InferenceGraph router timeouts¶

You can set custom timeout values for the InferenceGraph router. This is useful when InferenceServices are slow to start (e.g. when downloading / loading the model), or take a long time to complete.

serverRead specifies the number of seconds to wait before timing out a request read by the server (default is 60).
serverWrite specifies the maximum duration in seconds before timing out writes of the response (default is 60).
serverIdle specifies the maximum amount of time in seconds to wait for the next request when keep-alives are enabled (default is 180).
serviceClient specifies a time limit in seconds for requests made to the graph components by HTTP client (uses Go's DefaultTransport values by default).

kubectl apply -f - <<EOF
apiVersion: "serving.kserve.io/v1alpha1"
kind: "InferenceGraph"
metadata:
  name: "dog-breed-pipeline"
spec:
  routerTimeouts:
    serverRead: 300
    serverWrite: 300
    serverIdle: 300
    serviceClient: 150
  nodes:
    root:
      routerType: Sequence
      steps:
      - serviceName: cat-dog-classifier
        name: cat_dog_classifier # step name
      - serviceName: dog-breed-classifier
        name: dog_breed_classifier
        data: $request
        condition: "[@this].#(predictions.0==\"dog\")"
  resources:
    requests:
      cpu: 100m
      memory: 256Mi
    limits:
      cpu: 1
      memory: 1Gi

EOF

Test the InferenceGraph¶

Before testing the InferenceGraph, first check if the graph is in the ready state and then get the router url for sending the request.

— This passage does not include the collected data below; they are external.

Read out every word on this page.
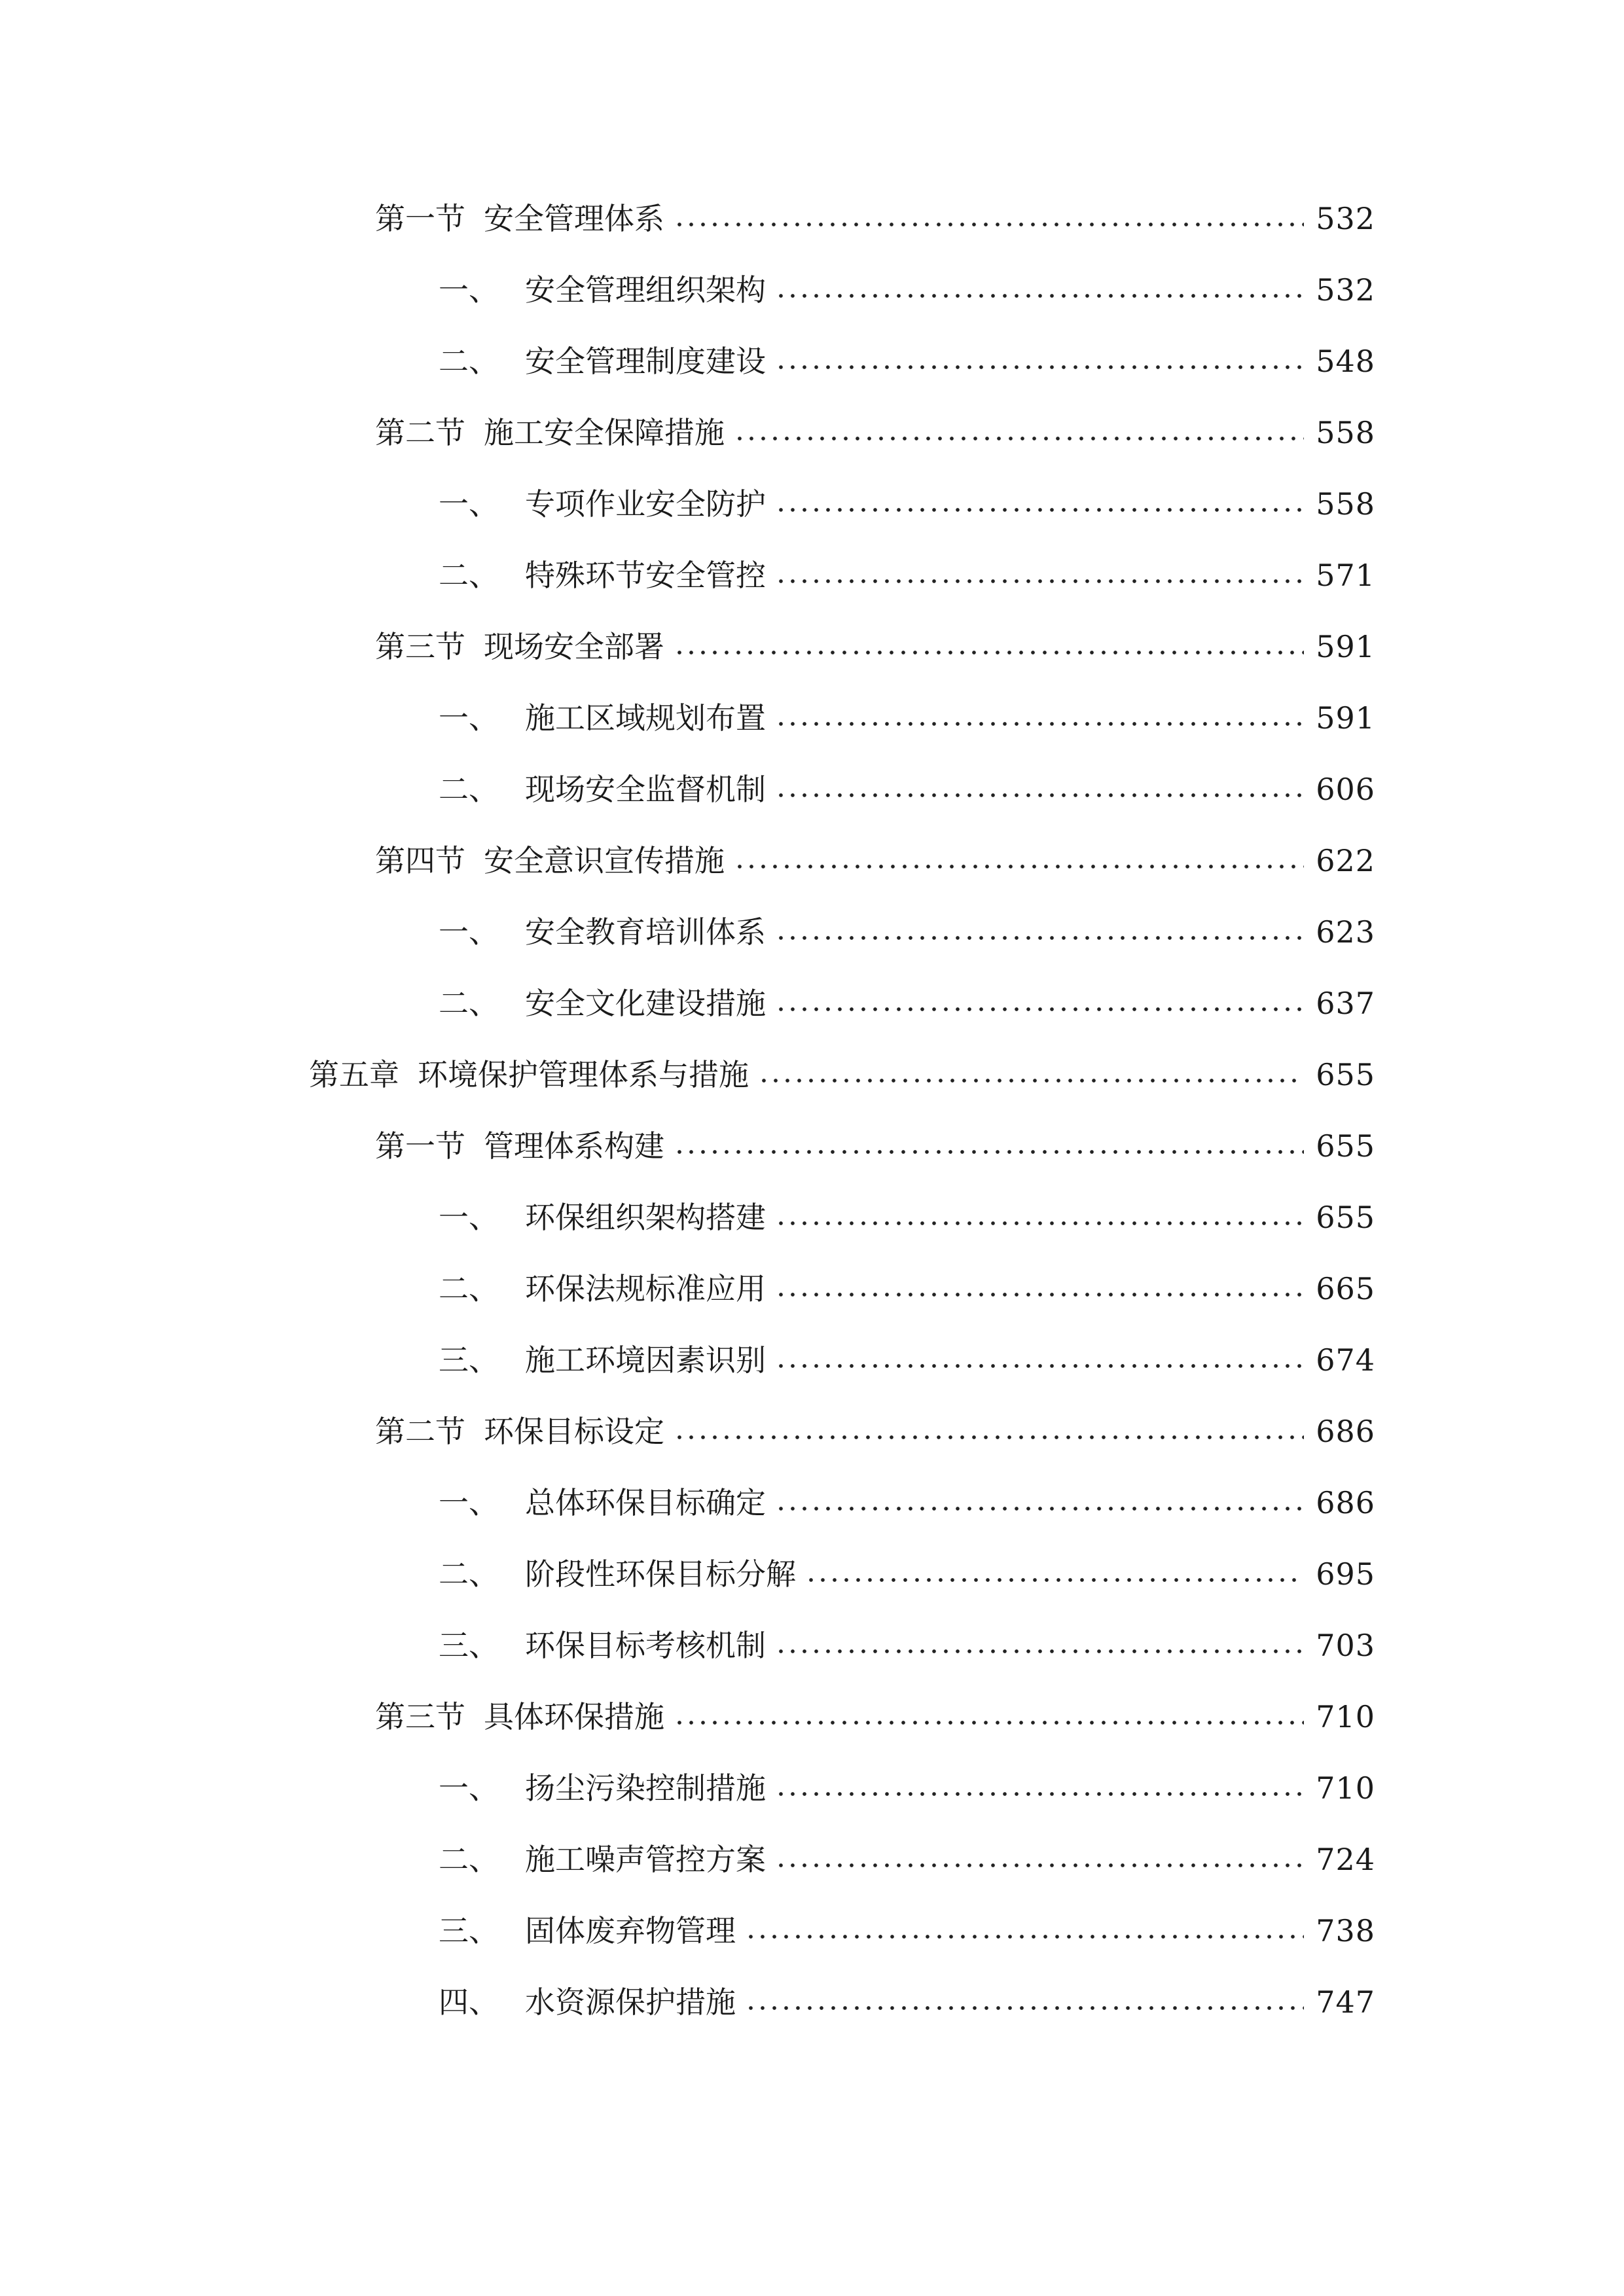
第一节 安全管理体系	532
一、 安全管理组织架构	532
二、 安全管理制度建设	548
第二节 施工安全保障措施	558
一、 专项作业安全防护	558
二、 特殊环节安全管控	571
第三节 现场安全部署	591
一、 施工区域规划布置	591
二、 现场安全监督机制	606
第四节 安全意识宣传措施	622
一、 安全教育培训体系	623
二、 安全文化建设措施	637
第五章 环境保护管理体系与措施	655
第一节 管理体系构建	655
一、 环保组织架构搭建	655
二、 环保法规标准应用	665
三、 施工环境因素识别	674
第二节 环保目标设定	686
一、 总体环保目标确定	686
二、 阶段性环保目标分解	695
三、 环保目标考核机制	703
第三节 具体环保措施	710
一、 扬尘污染控制措施	710
二、 施工噪声管控方案	724
三、 固体废弃物管理	738
四、 水资源保护措施	747
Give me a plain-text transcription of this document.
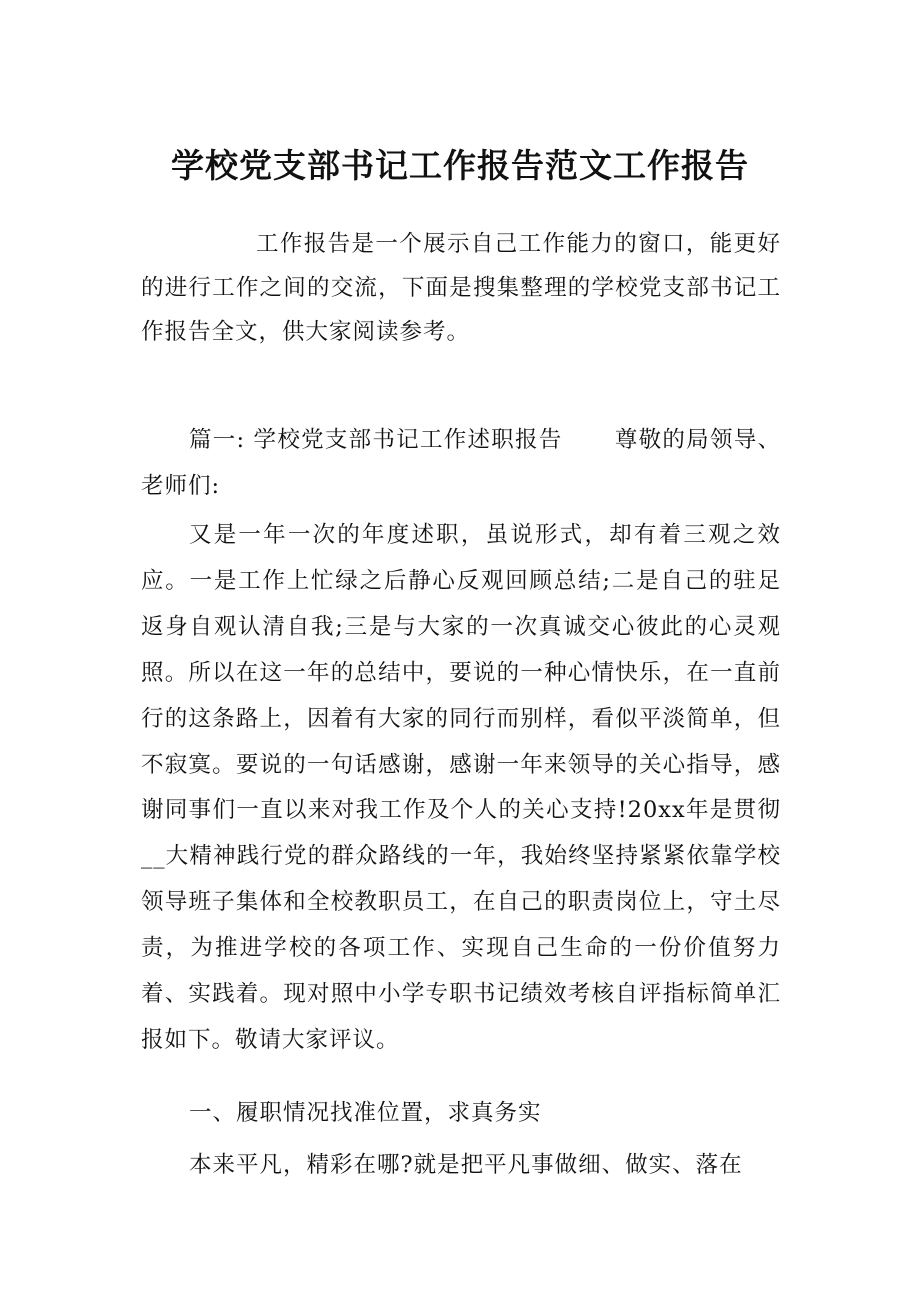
学校党支部书记工作报告范文工作报告

工作报告是一个展示自己工作能力的窗口，能更好的进行工作之间的交流，下面是搜集整理的学校党支部书记工作报告全文，供大家阅读参考。

篇一: 学校党支部书记工作述职报告 尊敬的局领导、老师们:

又是一年一次的年度述职，虽说形式，却有着三观之效应。一是工作上忙绿之后静心反观回顾总结;二是自己的驻足返身自观认清自我;三是与大家的一次真诚交心彼此的心灵观照。所以在这一年的总结中，要说的一种心情快乐，在一直前行的这条路上，因着有大家的同行而别样，看似平淡简单，但不寂寞。要说的一句话感谢，感谢一年来领导的关心指导，感谢同事们一直以来对我工作及个人的关心支持!20xx年是贯彻__大精神践行党的群众路线的一年，我始终坚持紧紧依靠学校领导班子集体和全校教职员工，在自己的职责岗位上，守土尽责，为推进学校的各项工作、实现自己生命的一份价值努力着、实践着。现对照中小学专职书记绩效考核自评指标简单汇报如下。敬请大家评议。

一、履职情况找准位置，求真务实

本来平凡，精彩在哪?就是把平凡事做细、做实、落在
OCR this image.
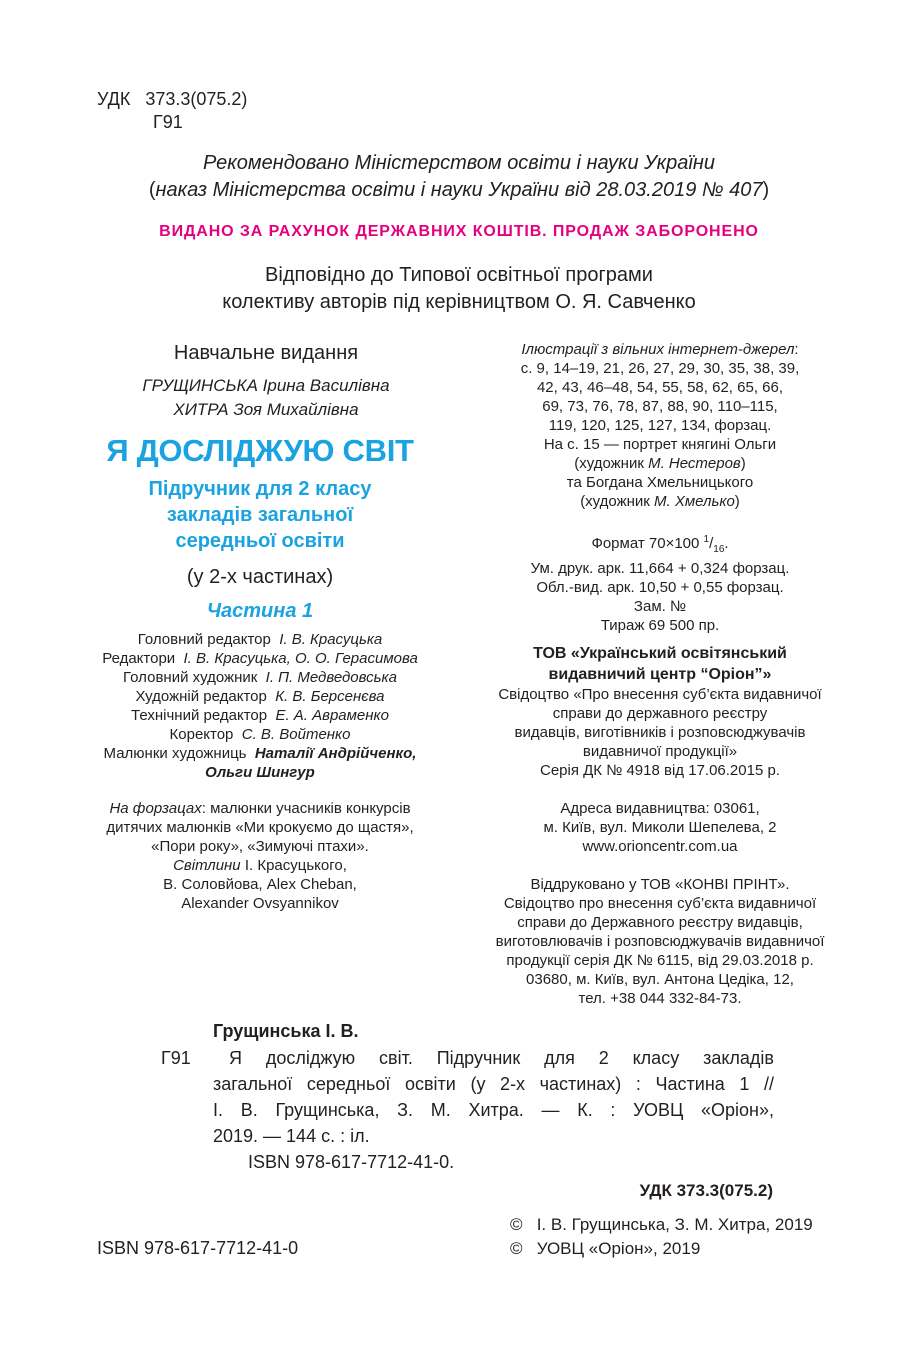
УДК 373.3(075.2)
Г91
Рекомендовано Міністерством освіти і науки України
(наказ Міністерства освіти і науки України від 28.03.2019 № 407)
ВИДАНО ЗА РАХУНОК ДЕРЖАВНИХ КОШТІВ. ПРОДАЖ ЗАБОРОНЕНО
Відповідно до Типової освітньої програми
колективу авторів під керівництвом О. Я. Савченко
Навчальне видання
ГРУЩИНСЬКА Ірина Василівна
ХИТРА Зоя Михайлівна
Я ДОСЛІДЖУЮ СВІТ
Підручник для 2 класу
закладів загальної
середньої освіти
(у 2-х частинах)
Частина 1
Головний редактор І. В. Красуцька
Редактори І. В. Красуцька, О. О. Герасимова
Головний художник І. П. Медведовська
Художній редактор К. В. Берсенєва
Технічний редактор Е. А. Авраменко
Коректор С. В. Войтенко
Малюнки художниць Наталії Андрійченко,
Ольги Шингур
На форзацах: малюнки учасників конкурсів
дитячих малюнків «Ми крокуємо до щастя»,
«Пори року», «Зимуючі птахи».
Світлини І. Красуцького,
В. Соловйова, Alex Cheban,
Alexander Ovsyannikov
Ілюстрації з вільних інтернет-джерел:
с. 9, 14–19, 21, 26, 27, 29, 30, 35, 38, 39,
42, 43, 46–48, 54, 55, 58, 62, 65, 66,
69, 73, 76, 78, 87, 88, 90, 110–115,
119, 120, 125, 127, 134, форзац.
На с. 15 — портрет княгині Ольги
(художник М. Нестеров)
та Богдана Хмельницького
(художник М. Хмелько)
Формат 70×100 $^1/_{16}$.
Ум. друк. арк. 11,664 + 0,324 форзац.
Обл.-вид. арк. 10,50 + 0,55 форзац.
Зам. №
Тираж 69 500 пр.
ТОВ «Український освітянський
видавничий центр “Оріон”»
Свідоцтво «Про внесення суб’єкта видавничої
справи до державного реєстру
видавців, виготівників і розповсюджувачів
видавничої продукції»
Серія ДК № 4918 від 17.06.2015 р.
Адреса видавництва: 03061,
м. Київ, вул. Миколи Шепелева, 2
www.orioncentr.com.ua
Віддруковано у ТОВ «КОНВІ ПРІНТ».
Свідоцтво про внесення суб’єкта видавничої
справи до Державного реєстру видавців,
виготовлювачів і розповсюджувачів видавничої
продукції серія ДК № 6115, від 29.03.2018 р.
03680, м. Київ, вул. Антона Цедіка, 12,
тел. +38 044 332-84-73.
Грущинська І. В.
Г91	Я досліджую світ. Підручник для 2 класу закладів
загальної середньої освіти (у 2-х частинах) : Частина 1 //
І. В. Грущинська, З. М. Хитра. — К. : УОВЦ «Оріон»,
2019. — 144 с. : іл.
ISBN 978-617-7712-41-0.
УДК 373.3(075.2)
ISBN 978-617-7712-41-0
© І. В. Грущинська, З. М. Хитра, 2019
© УОВЦ «Оріон», 2019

kubectl get ig  dog-breed-pipeline
NAME                 URL                                             READY   AGE
dog-breed-pipeline   http://dog-breed-pipeline.default.example.com   True    17h

The first step is to determine the ingress IP and ports and set INGRESS_HOST and INGRESS_PORT. Now, you can test the inference graph by sending the cat and dog image data.

SERVICE_HOSTNAME=$(kubectl get inferencegraph dog-breed-pipeline -o jsonpath='{.status.url}' | cut -d "/" -f 3)
curl -v -H "Host: ${SERVICE_HOSTNAME}" -H "Content-Type: application/json" http://${INGRESS_HOST}:${INGRESS_PORT} -d @./cat.json

Expected Output

{"predictions": ["It's a cat!"]}

curl -v -H "Host: ${SERVICE_HOSTNAME}" http://${INGRESS_HOST}:${INGRESS_PORT} -d @./dog.json

Expected Output

{"predictions": [{"Kuvasz": 0.9854059219360352, "American_water_spaniel": 0.006928909569978714, "Glen_of_imaal_terrier": 0.004635687451809645, "Manchester_terrier": 0.0011041086399927735, "American_eskimo_dog": 0.0003261661622673273}]}

You can see that if the first model classifies the image as dog it then sends to the second model and further classifies the dog breed, if the image is classified as cat the InferenceGraph router returns the response from the first model.